Lies the Internet Tells Us:
- Your made-from-scratch version of that Pinterest find will be beautiful and delicious. Every. Single. Time.
- I can order clothes from Asian discount websites and look super sexy cool for less than $20! As long as my waist is smaller than an average person’s arm. Which is normal, right?
- Working out at home is easy. And your dog won’t hump you while you do crunches. #noexcuses
- Cleaning the house is a breeze with the Pinterest Squeaky-Clean-House Checklist. And it’s totally worth spending 5 hours on with 2 dogs and 2 kids.
- This homemade face mask will eliminate any need for Botox! And it totally won’t make you break out.
- I can make a fortune as a stay-at-home mom with just my laptop!
- Yes, I CAN make that Minecraft cake.
- If I need $$$ I can just create a page to fund me.
- Ombre gray hair looks great on everyone. Especially 14-year-olds.
- A parenting manual exists. Actually, there are many. How many? Count the number of parents on Facebook.
- Kendra Wilkinson is still relevant. Kendra Wilkinson was ever relevant.
- Not airing the Miss Universe pageant would be a gross injustice. We would never get the eternal wisdom of the constants bestowed upon us in broken English that no one can understand. Because translators are for wussies.

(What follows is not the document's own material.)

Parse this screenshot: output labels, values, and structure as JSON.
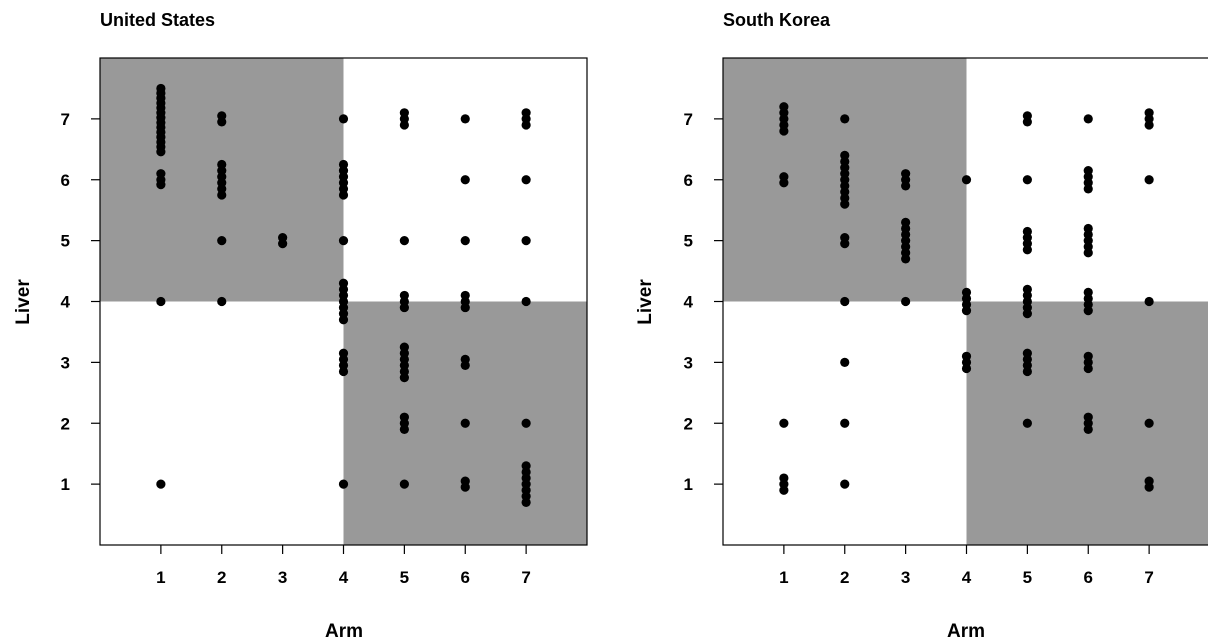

- Caitlyn Jenner went off-roading in heels and a dress. What? You don’t?
- Chris Martin and Jennifer Lawrence are a couple we should care about.
- The death of a drunk guy who shot an M-80 off his head is tragic. Not at all the universe’s way of weeding out the “less-fit-for-survival”.
- We can fix our relationship with Facebook! Hold on, let me search for that article that my bestie (you know, the one I met on that cruise 11 years ago and haven’t seen since) posted to her cousin’s wife’s wall…
- Quinoa is delicious. So is kale.
Thanks for never letting me down, Internet. You’re the BEST.